さて、武蔵野美術大学美術館で次に眺めて回りましたのは所蔵品展、「ふたしかなデザイン」とは果たして…?
ものを選ぶ理由は人それぞれですが、本展でご紹介するプロダクトは、私たちが普段なにか道具を買うときの決め手にはなり得ないような視点、これまでにない意外な発想によってデザインされているといえます。
展示解説にあるとおり、本来的にははっきりと「実用品」と思われる製品でありながら、
実用目線で見ると「?」とか「!」とかいうものが並んでいるのですよね。
天井まで吹き抜けの高さある空間はそうしたものたちの無機質感を際立たせるようでもありまして、
プロダクトデザインもまた現代アートなのだなと思うところです。
奥に見える出入口の向こう側はムサビ・コレクションの椅子をずらり並べてあるギャラリーになっておりますが、
そうした椅子フェチならではの感覚で?こちらの所蔵品展も中央にあるのはやはり椅子でありましたよ。

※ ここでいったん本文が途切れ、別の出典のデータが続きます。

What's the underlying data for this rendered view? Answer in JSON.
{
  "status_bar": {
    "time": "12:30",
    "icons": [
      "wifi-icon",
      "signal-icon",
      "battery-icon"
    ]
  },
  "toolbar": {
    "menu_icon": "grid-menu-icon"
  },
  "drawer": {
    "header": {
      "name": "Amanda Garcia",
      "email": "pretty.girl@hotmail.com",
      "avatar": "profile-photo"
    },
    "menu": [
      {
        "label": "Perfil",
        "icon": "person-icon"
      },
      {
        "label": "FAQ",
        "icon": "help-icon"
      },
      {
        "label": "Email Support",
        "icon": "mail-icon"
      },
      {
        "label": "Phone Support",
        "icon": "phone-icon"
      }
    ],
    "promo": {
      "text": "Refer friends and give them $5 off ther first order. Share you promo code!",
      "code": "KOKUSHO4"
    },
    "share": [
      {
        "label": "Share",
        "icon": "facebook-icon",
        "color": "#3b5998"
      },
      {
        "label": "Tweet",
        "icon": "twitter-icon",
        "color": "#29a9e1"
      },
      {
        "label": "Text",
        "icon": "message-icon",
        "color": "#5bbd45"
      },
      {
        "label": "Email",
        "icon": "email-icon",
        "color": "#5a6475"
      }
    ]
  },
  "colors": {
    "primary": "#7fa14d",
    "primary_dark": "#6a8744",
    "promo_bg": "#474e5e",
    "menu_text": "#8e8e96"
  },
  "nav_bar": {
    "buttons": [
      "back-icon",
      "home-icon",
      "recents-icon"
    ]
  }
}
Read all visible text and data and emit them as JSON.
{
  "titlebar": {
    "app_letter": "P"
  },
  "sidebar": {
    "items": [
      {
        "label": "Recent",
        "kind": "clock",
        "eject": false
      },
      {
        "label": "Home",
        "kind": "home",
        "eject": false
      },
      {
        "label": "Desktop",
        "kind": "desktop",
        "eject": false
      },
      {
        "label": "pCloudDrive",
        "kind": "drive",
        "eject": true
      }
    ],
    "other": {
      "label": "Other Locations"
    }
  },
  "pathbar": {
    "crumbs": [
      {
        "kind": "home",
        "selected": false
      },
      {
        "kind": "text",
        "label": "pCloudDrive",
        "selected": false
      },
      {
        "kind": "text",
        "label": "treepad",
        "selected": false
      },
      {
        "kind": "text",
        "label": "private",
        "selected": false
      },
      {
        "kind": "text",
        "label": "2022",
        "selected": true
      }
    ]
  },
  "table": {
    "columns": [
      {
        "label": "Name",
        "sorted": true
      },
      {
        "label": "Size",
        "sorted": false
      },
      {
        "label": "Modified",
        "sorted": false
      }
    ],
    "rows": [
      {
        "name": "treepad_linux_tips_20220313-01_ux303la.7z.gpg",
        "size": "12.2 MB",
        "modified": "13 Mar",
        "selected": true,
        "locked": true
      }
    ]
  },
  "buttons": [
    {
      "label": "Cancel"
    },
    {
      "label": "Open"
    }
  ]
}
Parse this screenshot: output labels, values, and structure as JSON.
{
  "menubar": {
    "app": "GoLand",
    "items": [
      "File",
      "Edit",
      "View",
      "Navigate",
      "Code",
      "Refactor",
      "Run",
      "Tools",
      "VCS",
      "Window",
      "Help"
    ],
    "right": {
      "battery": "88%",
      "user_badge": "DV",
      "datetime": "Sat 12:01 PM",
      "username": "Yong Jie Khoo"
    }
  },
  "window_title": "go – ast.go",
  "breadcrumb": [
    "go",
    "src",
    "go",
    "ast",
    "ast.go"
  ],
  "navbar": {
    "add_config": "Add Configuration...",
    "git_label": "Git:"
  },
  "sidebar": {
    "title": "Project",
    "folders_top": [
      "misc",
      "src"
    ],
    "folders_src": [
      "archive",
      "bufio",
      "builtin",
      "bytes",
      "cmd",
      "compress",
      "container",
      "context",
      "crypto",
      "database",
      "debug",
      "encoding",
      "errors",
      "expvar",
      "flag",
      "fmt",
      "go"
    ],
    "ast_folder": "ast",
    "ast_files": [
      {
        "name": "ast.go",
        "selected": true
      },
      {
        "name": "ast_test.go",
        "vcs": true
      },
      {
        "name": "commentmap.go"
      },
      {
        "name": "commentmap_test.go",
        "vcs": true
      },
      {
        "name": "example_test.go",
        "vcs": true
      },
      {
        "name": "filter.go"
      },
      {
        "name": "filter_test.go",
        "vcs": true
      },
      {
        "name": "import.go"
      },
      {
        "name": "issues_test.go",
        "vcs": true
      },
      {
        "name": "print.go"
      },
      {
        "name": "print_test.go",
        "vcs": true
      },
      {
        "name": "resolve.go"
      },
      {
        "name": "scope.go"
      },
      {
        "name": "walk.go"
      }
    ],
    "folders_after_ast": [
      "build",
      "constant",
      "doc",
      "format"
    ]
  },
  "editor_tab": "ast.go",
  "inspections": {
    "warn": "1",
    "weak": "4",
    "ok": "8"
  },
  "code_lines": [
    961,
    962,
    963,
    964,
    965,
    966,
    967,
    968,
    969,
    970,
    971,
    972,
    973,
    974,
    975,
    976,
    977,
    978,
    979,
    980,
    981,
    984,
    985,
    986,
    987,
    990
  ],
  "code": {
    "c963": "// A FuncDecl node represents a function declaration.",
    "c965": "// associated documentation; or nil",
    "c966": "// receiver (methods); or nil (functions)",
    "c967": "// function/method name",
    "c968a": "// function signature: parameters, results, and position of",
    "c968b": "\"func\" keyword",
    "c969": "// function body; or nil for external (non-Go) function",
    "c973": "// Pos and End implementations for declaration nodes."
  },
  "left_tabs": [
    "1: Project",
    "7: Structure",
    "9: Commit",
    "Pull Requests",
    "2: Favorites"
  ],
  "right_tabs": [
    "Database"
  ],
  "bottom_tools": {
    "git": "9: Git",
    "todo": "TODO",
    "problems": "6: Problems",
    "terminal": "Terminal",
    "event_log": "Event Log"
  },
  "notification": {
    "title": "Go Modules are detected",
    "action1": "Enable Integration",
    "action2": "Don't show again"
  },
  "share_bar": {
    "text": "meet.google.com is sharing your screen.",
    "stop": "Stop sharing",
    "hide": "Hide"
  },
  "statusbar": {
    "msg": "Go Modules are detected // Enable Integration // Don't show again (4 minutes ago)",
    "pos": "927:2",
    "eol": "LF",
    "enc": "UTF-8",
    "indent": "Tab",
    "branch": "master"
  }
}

一人掛けソファのようなどっしり感を想起させながら、その実、メッシュの構造ですかすかに見える。
本来感じさせるはずの安定感を脱ぎ捨ててしまったところが椅子として「ふたしか」なものであろうと、
そのように説明されているわけでありまして。
さりながら、「ふたしかさ」という点ではこちらの時計の方がより受け止めやすいのかもですね。
決して画像がぼけているわけではないのですから。
時計というものは時刻を正確に伝えることが目的としてあるのですから、
時計の針はかっちりと何時何分何秒を指していると分かるシャープさが必要なはず。
それに対して、この作品を始め、展示された時計は「時間を曖昧にする時計」と評されておるのですなあ。
単にふたしかなデザインというのでなくして、用途としてもふたしかな時間を知らせるものとなっている。
そんなにいつもいつもきっちりした時間を意識して生活しなくてもいいんでないの…といったメッセージがあるのだとすれば、
それはすでに「実用品」というより、作品が鑑賞者に何らかの影響を与えずにはおかない「芸術作品」でもあろうかと。
実用品なのか、芸術作品なのか、実のところその区分けさえもがふたしかのままにされているともいえましょうかね。
「たゆたう入れもの」として紹介されている中のひとつ、こちらの器はいかがでしょうか。
2つ、あるいは3つの器が入れ子状に重ねてある…のではないのでして、内側にある器と見える方には底が無い、
つまりこの器が器として(中に何かを入れられるという)機能を果たせるのは一番外側部分でしかないという。
ヴェネツィアン・グラスで作られているという、この作品。
透明な淡い色合いは見る者を和ませるものであって、置物として意味合いを持ちつつ、
実際には実用的な器として作られながらも、実用性の点では決して使い勝手がよくなさそうという微妙さ。
まさに見る者、使う者の心をたゆたわせる、ふたしかさがあろうかと思うところです。
繰り返しにはなりますが、プロダクトデザインとアートにはそれぞれおよそ別個のものと受け止められるものもあり、
一方で双方の要素が微妙に重なり合っているものもある。このことは、普段さまざまな「モノ」に接しながら、
意識することなく過ごしてしまっておりましょうけれど、およそ身の回りにも発見できることなのでありましょう。
今さらながらにそんな気付きを促す品々の展示であったなと思ったものでありますよ。